Cons: Students need to be self-motivated to learn to program in order to invest the time needed to master Codea.
Bottom Line: Codea is a professional tool that has enough help features that kids can learn programming hands-on.
Point kids to the Getting Started section's Codea Wiki to try out the For Kids tutorial. It offers a step-by-step guide for beginners. A class could work through the tutorial together before students set off to develop on their own or with partners or small groups. Codea as a development tool itself is fabulous, but the ease of use on the touchscreen along with the visual pop-ups within the code and the immediate response to code errors make it a real winner for beginners. The tool is straightforward, though, with no game-like bells and whistles, so kids will need to find some internal motivation to work through it.
As kids get comfortable with the code, they can venture into the example programs and play around with the code, learning as they do so. Many programmers get started just that way: playing around with code from books, copying it, and then changing it up to see what happens. Since students can start with a tutorial, move into adapting existing code, and then go on to create their own original programs, Codea can reach many programmers at many levels.

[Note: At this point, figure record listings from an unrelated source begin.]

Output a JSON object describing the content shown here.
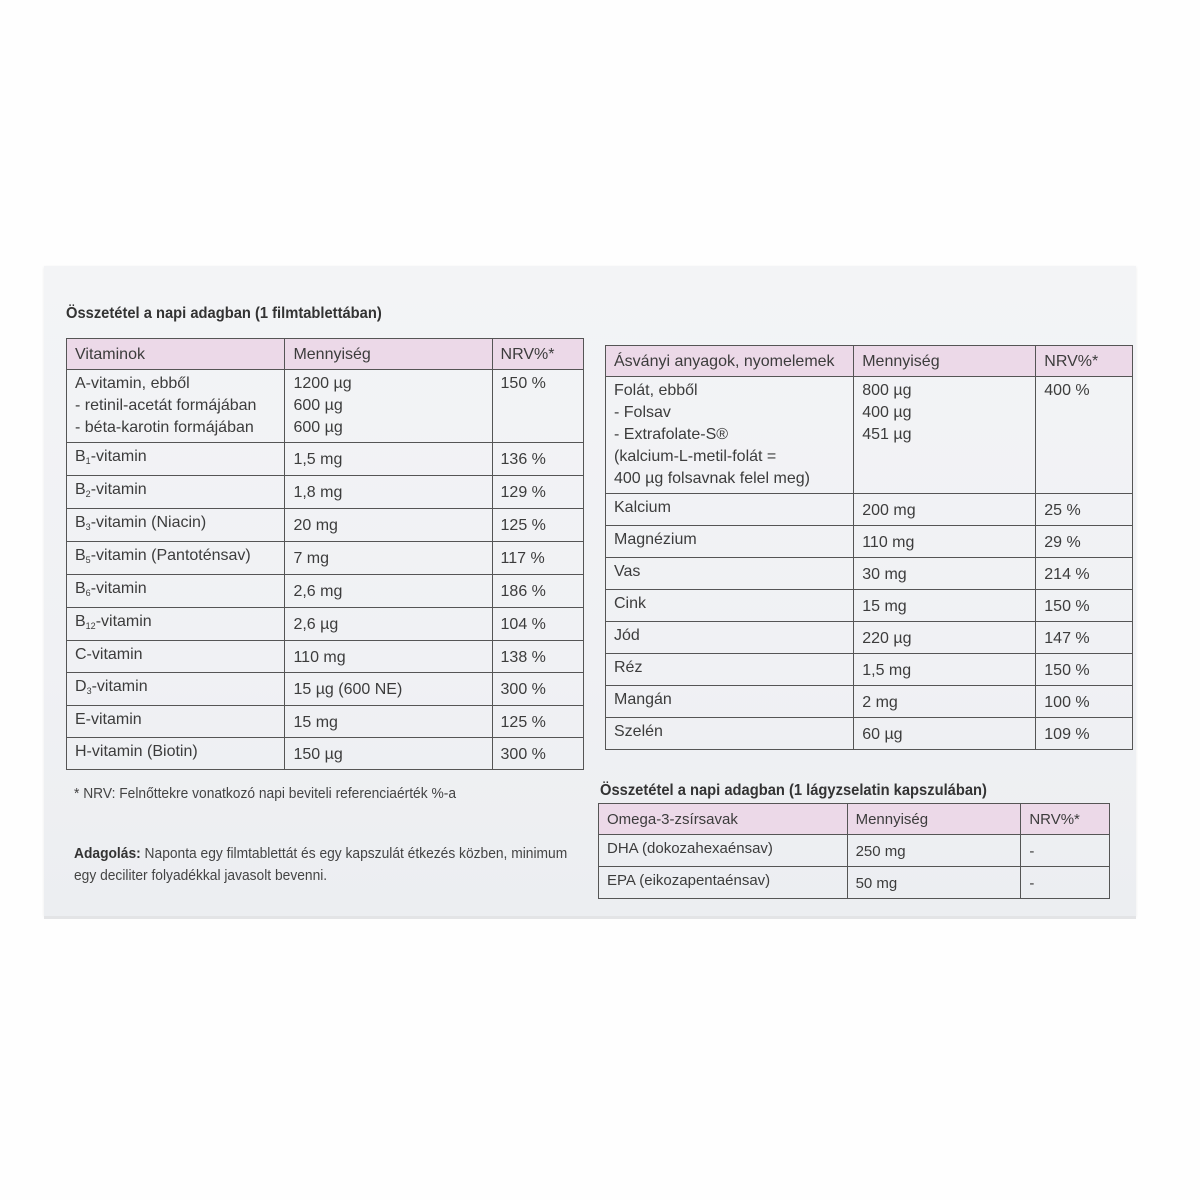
{
  "tablet_section": {
    "title": "Összetétel a napi adagban (1 filmtablettában)",
    "vitamins": {
      "headers": [
        "Vitaminok",
        "Mennyiség",
        "NRV%*"
      ],
      "rows": [
        {
          "name": [
            "A-vitamin, ebből",
            "- retinil-acetát formájában",
            "- béta-karotin formájában"
          ],
          "amount": [
            "1200 µg",
            "600 µg",
            "600 µg"
          ],
          "nrv": "150 %"
        },
        {
          "pre": "B",
          "sub": "1",
          "post": "-vitamin",
          "amount": [
            "1,5 mg"
          ],
          "nrv": "136 %"
        },
        {
          "pre": "B",
          "sub": "2",
          "post": "-vitamin",
          "amount": [
            "1,8 mg"
          ],
          "nrv": "129 %"
        },
        {
          "pre": "B",
          "sub": "3",
          "post": "-vitamin (Niacin)",
          "amount": [
            "20 mg"
          ],
          "nrv": "125 %"
        },
        {
          "pre": "B",
          "sub": "5",
          "post": "-vitamin (Pantoténsav)",
          "amount": [
            "7 mg"
          ],
          "nrv": "117 %"
        },
        {
          "pre": "B",
          "sub": "6",
          "post": "-vitamin",
          "amount": [
            "2,6 mg"
          ],
          "nrv": "186 %"
        },
        {
          "pre": "B",
          "sub": "12",
          "post": "-vitamin",
          "amount": [
            "2,6 µg"
          ],
          "nrv": "104 %"
        },
        {
          "pre": "C-vitamin",
          "sub": "",
          "post": "",
          "amount": [
            "110 mg"
          ],
          "nrv": "138 %"
        },
        {
          "pre": "D",
          "sub": "3",
          "post": "-vitamin",
          "amount": [
            "15 µg (600 NE)"
          ],
          "nrv": "300 %"
        },
        {
          "pre": "E-vitamin",
          "sub": "",
          "post": "",
          "amount": [
            "15 mg"
          ],
          "nrv": "125 %"
        },
        {
          "pre": "H-vitamin (Biotin)",
          "sub": "",
          "post": "",
          "amount": [
            "150 µg"
          ],
          "nrv": "300 %"
        }
      ]
    },
    "minerals": {
      "headers": [
        "Ásványi anyagok, nyomelemek",
        "Mennyiség",
        "NRV%*"
      ],
      "rows": [
        {
          "name": [
            "Folát, ebből",
            "- Folsav",
            "- Extrafolate-S®",
            "(kalcium-L-metil-folát =",
            "400 µg folsavnak felel meg)"
          ],
          "amount": [
            "800 µg",
            "400 µg",
            "451 µg"
          ],
          "nrv": "400 %"
        },
        {
          "pre": "Kalcium",
          "sub": "",
          "post": "",
          "amount": [
            "200 mg"
          ],
          "nrv": "25 %"
        },
        {
          "pre": "Magnézium",
          "sub": "",
          "post": "",
          "amount": [
            "110 mg"
          ],
          "nrv": "29 %"
        },
        {
          "pre": "Vas",
          "sub": "",
          "post": "",
          "amount": [
            "30 mg"
          ],
          "nrv": "214 %"
        },
        {
          "pre": "Cink",
          "sub": "",
          "post": "",
          "amount": [
            "15 mg"
          ],
          "nrv": "150 %"
        },
        {
          "pre": "Jód",
          "sub": "",
          "post": "",
          "amount": [
            "220 µg"
          ],
          "nrv": "147 %"
        },
        {
          "pre": "Réz",
          "sub": "",
          "post": "",
          "amount": [
            "1,5 mg"
          ],
          "nrv": "150 %"
        },
        {
          "pre": "Mangán",
          "sub": "",
          "post": "",
          "amount": [
            "2 mg"
          ],
          "nrv": "100 %"
        },
        {
          "pre": "Szelén",
          "sub": "",
          "post": "",
          "amount": [
            "60 µg"
          ],
          "nrv": "109 %"
        }
      ]
    },
    "footnote": "* NRV: Felnőttekre vonatkozó napi beviteli referenciaérték %-a",
    "dosage_label": "Adagolás:",
    "dosage_text": " Naponta egy filmtablettát és egy kapszulát étkezés közben, minimum egy deciliter folyadékkal javasolt bevenni."
  },
  "capsule_section": {
    "title": "Összetétel a napi adagban (1 lágyzselatin kapszulában)",
    "omega": {
      "headers": [
        "Omega-3-zsírsavak",
        "Mennyiség",
        "NRV%*"
      ],
      "rows": [
        {
          "pre": "DHA (dokozahexaénsav)",
          "sub": "",
          "post": "",
          "amount": [
            "250 mg"
          ],
          "nrv": "-"
        },
        {
          "pre": "EPA (eikozapentaénsav)",
          "sub": "",
          "post": "",
          "amount": [
            "50 mg"
          ],
          "nrv": "-"
        }
      ]
    }
  },
  "colors": {
    "header_bg": "#ecd9e8",
    "box_bg": "#f1f2f5"
  }
}
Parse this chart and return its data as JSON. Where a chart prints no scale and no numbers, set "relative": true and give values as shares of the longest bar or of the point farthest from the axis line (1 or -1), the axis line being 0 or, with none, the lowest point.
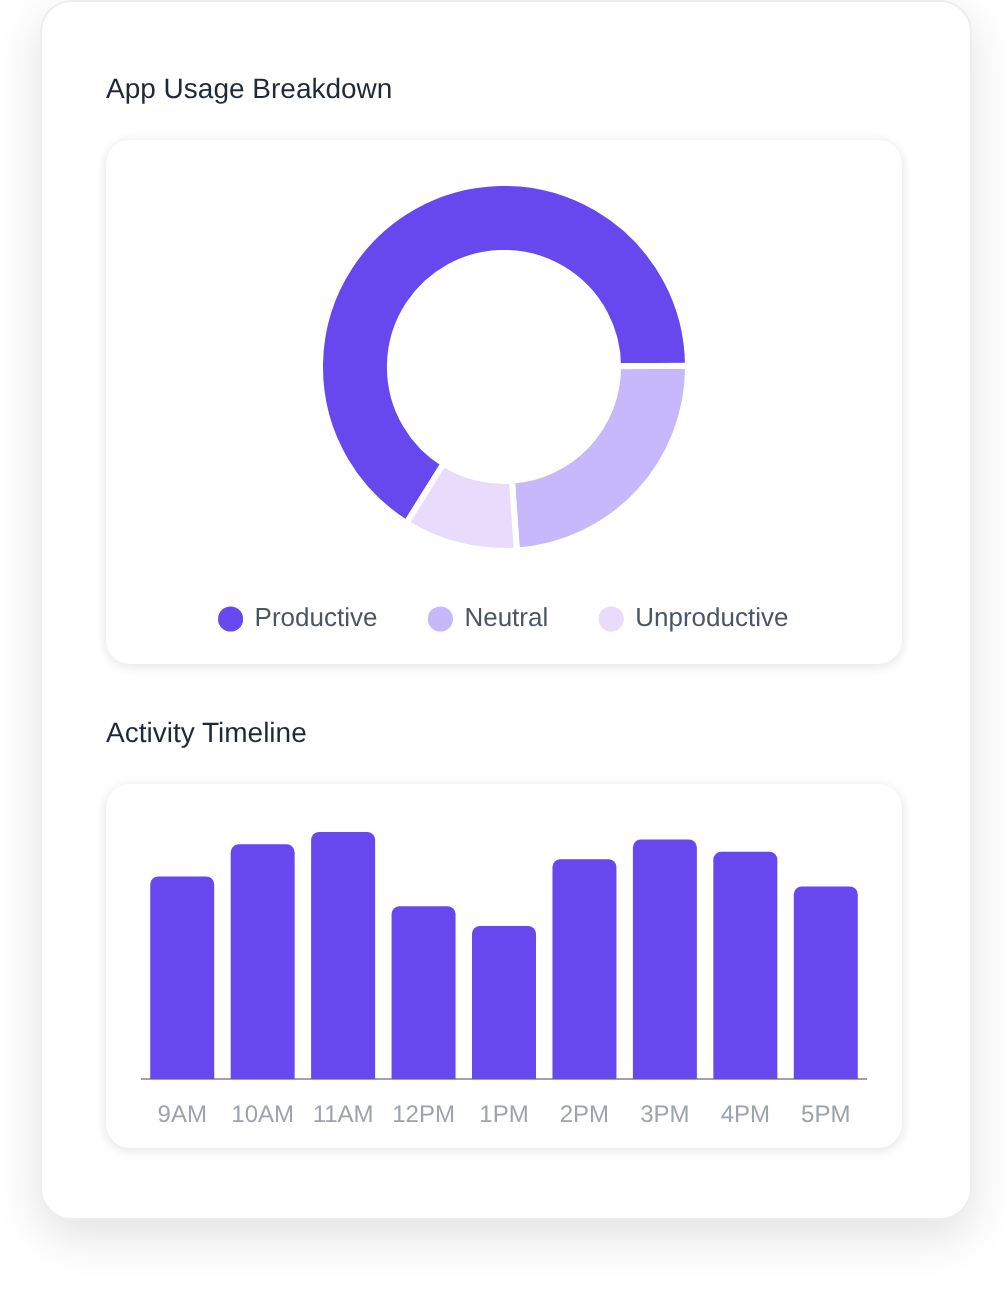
{
  "chart_data": [
    {
      "type": "donut",
      "title": "App Usage Breakdown",
      "categories": [
        "Productive",
        "Neutral",
        "Unproductive"
      ],
      "values": [
        66,
        24,
        10
      ],
      "colors": [
        "#6648ee",
        "#c6b8fb",
        "#e8dbfb"
      ],
      "legend": "bottom"
    },
    {
      "type": "bar",
      "title": "Activity Timeline",
      "categories": [
        "9AM",
        "10AM",
        "11AM",
        "12PM",
        "1PM",
        "2PM",
        "3PM",
        "4PM",
        "5PM"
      ],
      "values": [
        0.82,
        0.95,
        1,
        0.7,
        0.62,
        0.89,
        0.97,
        0.92,
        0.78
      ],
      "color": "#6648ee",
      "relative": true
    }
  ]
}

Codea is a coding platform for mobile iOS devices using the Lua programming language. Students familiar with programming can pick it up and pretty quickly start writing their own programs, such as games or other graphics, for the iPad. Those new to programming can alter sample programs to become more familiar with programming. Starting with a boilerplate that includes the two required functions -- setup and draw -- that serve as the hooks into the Lua program, kids then fill in the specifics of the program. Codea is visual, so as students type in the command, for example, COLOR, a pop-up appears for them to choose their color from the color wheel. Students will then see the code for the color they chose. On the website, there's a reference page with some resources, and there's a forum to check in with other users. If students export their work to Xcode, they'll have a real working app.
What's impressive about Codea is that it's a real tool for creation. Students will try to create, they'll fail, and then they'll try again until they get it right. It's hands-on learning in a real-world environment. Even students who aren't considering a career in programming will benefit from understanding how software code is written and how to tweak it to customize existing code. Students will have to problem-solve as they write the code. They are empowered to create whatever their mind can conceive: games, graphics, sound effects. Because there's a forum and some reference materials, motivated kids can find some guidance when they get stuck. And the ability to explore their work -- and see examples of working apps -- adds a layer of relevance. Though it's not a curriculum or even a teaching tool, it's a great app for students who love coding and want to take it to the next level.